Image from davesparkzwuntwo.bandcamp.com
During my high school years, I convinced myself that I wanted to design graphic t-shirts for a living. We had a substitute teacher for one of my classes, who just showed us a film for the class as he indolently laid back in the teacher’s desk for the rest of the period. At the start of class, he announced that he was a part of the entertainment business, and taught for a few years on marketing and commerce. I found him to be the perfect opportunity to gain some insight on how to start my branding line.
We spoke near the back of the classroom for about ten minutes as nearly the whole class was sound asleep while the film continued to illuminate the room. He warned me about the over-saturated market of the clothing business. He told me that to create the most opportunity in nearly any industry was to collaborate with any other motivated entrepreneur and join forces.
Ever since then, after trying to make it in the fashion, sales, and entertainment industry, that point was instilled in my mind to constantly remind me. It seems that usually, the best efforts are the results of affiliating with similar minds. Over and over again, I would see instances and efforts where this seemed to validate his response, and this project is no exception.
Collaboration projects have been the constant inquiry many fans of artists try to attribute to music forums and social media. Fans of Chance The Rapper have been excited for the announcement of the upcoming collaboration with Childish Gambino. Fans of Mild High Club were excited to see their favorite group work with their other favorite group, King Gizzard & The Lizard Wizard. When it comes to German Hip-Hop producer, Wun Two, his collaborations have never been disappointing.
2012 was his year for introducing his sound to the world. The sounds of short and simple, laid-back drum snares and sample loops with added Jazz and Soul touches. With projects such as wait for silence.EP and the fat EP (Biggie Smalls remixes), More listeners have been slowly attaining his tastes in slow Jazz music and old-school Hip-Hop beats.
Dave Sparkz hasn’t yet reached the underground household name Wun Two had, but as an affiliate of the German Hip-Hop movement, his name is sure to become a staple once the movement garners more support. It seems that much of the now beloved “Soul Hop” movement has been initiating from the regions of the western world, most prominently Germany, the U.K., and the U.S.
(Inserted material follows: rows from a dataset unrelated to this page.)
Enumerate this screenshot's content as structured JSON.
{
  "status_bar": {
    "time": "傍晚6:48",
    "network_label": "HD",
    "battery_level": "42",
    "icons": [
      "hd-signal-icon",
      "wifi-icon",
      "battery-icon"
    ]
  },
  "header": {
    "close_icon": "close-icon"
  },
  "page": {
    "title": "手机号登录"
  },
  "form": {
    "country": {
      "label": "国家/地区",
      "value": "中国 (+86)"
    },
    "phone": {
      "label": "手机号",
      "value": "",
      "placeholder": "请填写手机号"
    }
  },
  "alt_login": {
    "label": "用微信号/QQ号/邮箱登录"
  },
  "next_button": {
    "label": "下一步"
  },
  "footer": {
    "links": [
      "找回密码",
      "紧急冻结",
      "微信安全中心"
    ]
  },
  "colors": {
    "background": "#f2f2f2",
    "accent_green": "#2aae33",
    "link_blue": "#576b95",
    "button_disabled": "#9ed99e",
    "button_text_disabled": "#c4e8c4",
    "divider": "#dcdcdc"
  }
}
Although both these artists range widely in numbers, none of that matters once their talents collide to create an enclave of head-nodding sessions and relaxed beat trips. The project is divided into two sides. Side A represents the talent of Dave Sparkz, as Side B follows Wun Two’s works. Getting into Side A first, it’s important to state the difference between both these artists’ touch.
While Wun Two is most recognizable for his lo-fi aesthetic mired into his beats, Dave Sparkz likes to familiarize his beats with the classic 1990’s Rap feel. His touch is more clear and cut-throat. One of the tracks, Shady, is reminiscent of the gritty beats of Mobb Deep’s prestige with The Infamous. If Shady would be a nod to the horror of Mobb Deep’s grime, then tracks like Trochilidae would be a nod to the early smooth sounds of A Tribe Called Quest.
Entering into Side B, you get the same feel of tributes to the feel of early Hip-Hop, but with a more Jazzy effect to them. In these beats, you could hear the record scratching half the time. Wun Two’s beats compared to Dave Sparkz differs when it comes to the sonic clarity. Wun Two’s beats here are begrimed, and the elements of these tracks just burst out of the scratching and lo-fi gunk.
My favorite track here, here you are, is a simple loop of chords and drum snares, but separated into two repeated patterns throughout the duration, keeping the interest intact. One example here is the track open freeway, where Wun Two remixes J Dilla’s Let’s Ride beat with added bass samples and drum snares, crafting a begrimed feel to it.
What allows this project to work is how much these two artists understand each other. Both sides come out a little different with their distinguished elements, but complete each other in terms of familiar tastes. Dave Sparkz understands the music taste Wun Two has because they both grew up listening to the same Jazz and Hip-Hop records.
When a collaboration effort ensues, the project works when the two creators understand each other’s likes and talents, without really merging the two talents into unity. Even if both sides were disassembled and rearranged in order, I could still tell which artist produced what beat. Although, I could also tell that these two understood each other, and saw their talents as a potential mark on their creative paths.
Whether it be in business, literature, the arts, or even architecture, assembling could only work when the affiliates truly comprehend each other’s point of view, which is why this project works so well.